Have you ever been so mad you couldn’t see straight?

I have.

Have you ever lost it and said things you later wished you could take back?

I sure have.

It’s been a while since I’ve felt myself falling off the cliff of sanity in a fit of rage, but I carry with me the reality that certain things can easily make me snap.

So, what do I do when I feel my blood starting to boil?

Where do I go when I feel wronged personally or when  injustice in another person’s life pushes me toward a point of no return?

Where do I turn when my heart and mind are in conflict with the reality of what’s happening around me?

Here’s what I’ve learned about myself over the years.

I’ve learned that there are plenty of things and people in this world  that can upset me, but no thing or person has the ability to control me.

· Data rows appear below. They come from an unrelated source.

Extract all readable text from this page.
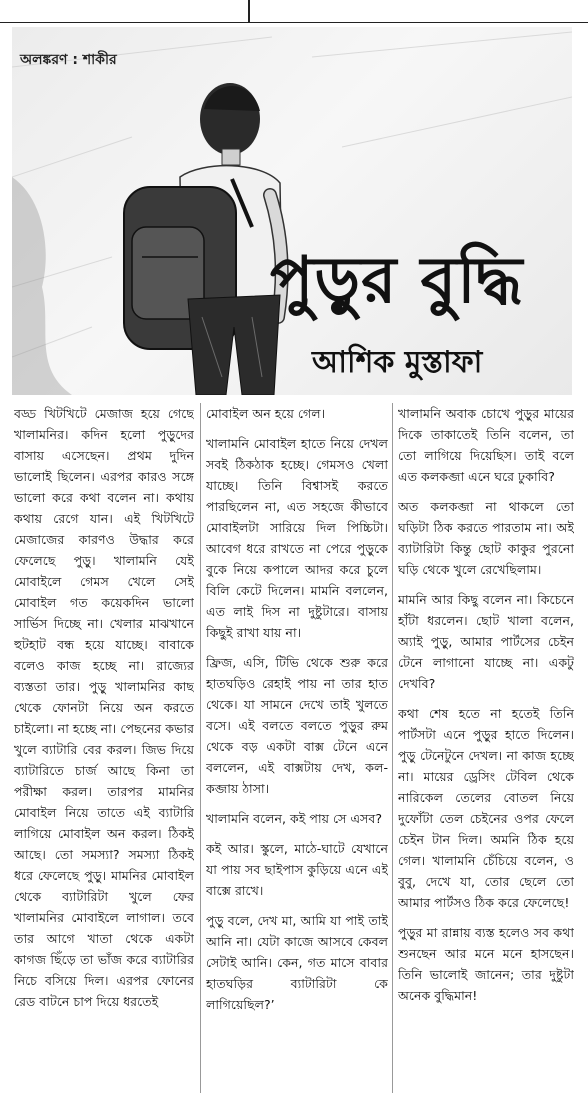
অলঙ্করণ : শাকীর
পুড়ুর বুদ্ধি
আশিক মুস্তাফা

বড্ড খিটখিটে মেজাজ হয়ে গেছে খালামনির। কদিন হলো পুড়ুদের বাসায় এসেছেন। প্রথম দুদিন ভালোই ছিলেন। এরপর কারও সঙ্গে ভালো করে কথা বলেন না। কথায় কথায় রেগে যান। এই খিটখিটে মেজাজের কারণও উদ্ধার করে ফেলেছে পুড়ু। খালামনি যেই মোবাইলে গেমস খেলে সেই মোবাইল গত কয়েকদিন ভালো সার্ভিস দিচ্ছে না। খেলার মাঝখানে হুটহাট বন্ধ হয়ে যাচ্ছে। বাবাকে বলেও কাজ হচ্ছে না। রাজ্যের ব্যস্ততা তার। পুড়ু খালামনির কাছ থেকে ফোনটা নিয়ে অন করতে চাইলো। না হচ্ছে না। পেছনের কভার খুলে ব্যাটারি বের করল। জিভ দিয়ে ব্যাটারিতে চার্জ আছে কিনা তা পরীক্ষা করল। তারপর মামনির মোবাইল নিয়ে তাতে এই ব্যাটারি লাগিয়ে মোবাইল অন করল। ঠিকই আছে। তো সমস্যা? সমস্যা ঠিকই ধরে ফেলেছে পুড়ু। মামনির মোবাইল থেকে ব্যাটারিটা খুলে ফের খালামনির মোবাইলে লাগাল। তবে তার আগে খাতা থেকে একটা কাগজ ছিঁড়ে তা ভাঁজ করে ব্যাটারির নিচে বসিয়ে দিল। এরপর ফোনের রেড বাটনে চাপ দিয়ে ধরতেই

মোবাইল অন হয়ে গেল।

খালামনি মোবাইল হাতে নিয়ে দেখল সবই ঠিকঠাক হচ্ছে। গেমসও খেলা যাচ্ছে। তিনি বিশ্বাসই করতে পারছিলেন না, এত সহজে কীভাবে মোবাইলটা সারিয়ে দিল পিচ্চিটা। আবেগ ধরে রাখতে না পেরে পুড়ুকে বুকে নিয়ে কপালে আদর করে চুলে বিলি কেটে দিলেন। মামনি বললেন, এত লাই দিস না দুষ্টুটারে। বাসায় কিছুই রাখা যায় না।

ফ্রিজ, এসি, টিভি থেকে শুরু করে হাতঘড়িও রেহাই পায় না তার হাত থেকে। যা সামনে দেখে তাই খুলতে বসে। এই বলতে বলতে পুড়ুর রুম থেকে বড় একটা বাক্স টেনে এনে বললেন, এই বাক্সটায় দেখ, কল-কব্জায় ঠাসা।

খালামনি বলেন, কই পায় সে এসব?

কই আর। স্কুলে, মাঠে-ঘাটে যেখানে যা পায় সব ছাইপাস কুড়িয়ে এনে এই বাক্সে রাখে।

পুড়ু বলে, দেখ মা, আমি যা পাই তাই আনি না। যেটা কাজে আসবে কেবল সেটাই আনি। কেন, গত মাসে বাবার হাতঘড়ির ব্যাটারিটা কে লাগিয়েছিল?’

খালামনি অবাক চোখে পুড়ুর মায়ের দিকে তাকাতেই তিনি বলেন, তা তো লাগিয়ে দিয়েছিস। তাই বলে এত কলকব্জা এনে ঘরে ঢুকাবি?

অত কলকব্জা না থাকলে তো ঘড়িটা ঠিক করতে পারতাম না। অই ব্যাটারিটা কিন্তু ছোট কাকুর পুরনো ঘড়ি থেকে খুলে রেখেছিলাম।

মামনি আর কিছু বলেন না। কিচেনে হাঁটা ধরলেন। ছোট খালা বলেন, অ্যাই পুড়ু, আমার পার্টসের চেইন টেনে লাগানো যাচ্ছে না। একটু দেখবি?

কথা শেষ হতে না হতেই তিনি পার্টসটা এনে পুড়ুর হাতে দিলেন। পুড়ু টেনেটুনে দেখল। না কাজ হচ্ছে না। মায়ের ড্রেসিং টেবিল থেকে নারিকেল তেলের বোতল নিয়ে দুফোঁটা তেল চেইনের ওপর ফেলে চেইন টান দিল। অমনি ঠিক হয়ে গেল। খালামনি চেঁচিয়ে বলেন, ও বুবু, দেখে যা, তোর ছেলে তো আমার পার্টসও ঠিক করে ফেলেছে!

পুড়ুর মা রান্নায় ব্যস্ত হলেও সব কথা শুনছেন আর মনে মনে হাসছেন। তিনি ভালোই জানেন; তার দুষ্টুটা অনেক বুদ্ধিমান!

I have the choice………………every single time……………..to choose anger or peace in the midst of a difficult situation.

I’ve learned that turning on people never makes things better.

Ever.

Actually, when I allow people or situations to get the best of me, I actually give someone else permission to write part of my life story.

I hand over the pen as if to say,

“Here, take control.  Write as you wish.”

And I’ve also learned that when I can go to bed freed up from the mental drain of carrying anger every where I go,

I can sleep.

Soundly.

Peacefully.

Deeply.

A few weeks after Nick died,

I was incredibly angry.

So angry I could barely think straight.

With nowhere else to turn on this planet,

I remember laying in bed with my heart pounding so hard I could hear it in my ears.

I needed to scream in the darkness, but I knew even that wouldn’t help me.

I knew my anger was bigger than anything this world could fix.

And in the midst of my struggle to calm myself down,

I heard Tim snoring.

SNORING!

How could he snore when my heart was so broken??????

I felt my anger shifting towards him in that moment.

Honestly, it was as if I suddenly hated his very existence.

It scared me because in that moment I think I could have started punching his poor sleeping body if I had not heard a deep, soft voice whisper one word,

“Tammy.”

In the darkness of that night, I audibly heard my name.

I thought Tim had woken up so through clenched teeth I said, “What?”

Silence followed and then I realized that Tim was still snoring when once again I heard the soft, low voice say,

“Tammy.”

It’s the only time in my whole life when I believe I actually heard God speak out loud but I will never forget that night when I believe God knew He had to break through the barriers of Heavens and calm down my soul.

In that moment, I felt as if He were saying,

“Get a grip.”

“Calm down.”

“Trust me with your pain.”

“Go to sleep.”

I’ll never forget that night.

I’d love to say I’ve never been upset since then,

but sadly, this world gets the best of me from time to time.

But, I know this now.

God understands anger.

And in those moments when life or people push us toward the breaking point,

He is there.

He cares.

And even if we can’t always “hear” Him, I believe He is whispering our name.

I believe He is saying,

“Get a grip.”

“Calm down.”

“Trust me with your pain.”

Today, if you are dealing with anger, give it to Him who never said, “Don’t be angry.”

He simply said,

“In your anger do not sin.”

Come face to face with whatever it is that isn’t right in your life and let God help you navigate the choppy waters of hurt.

Let Him whisper,

“Peace, be still” into your storm.

Rest in His arms and let Him do the work.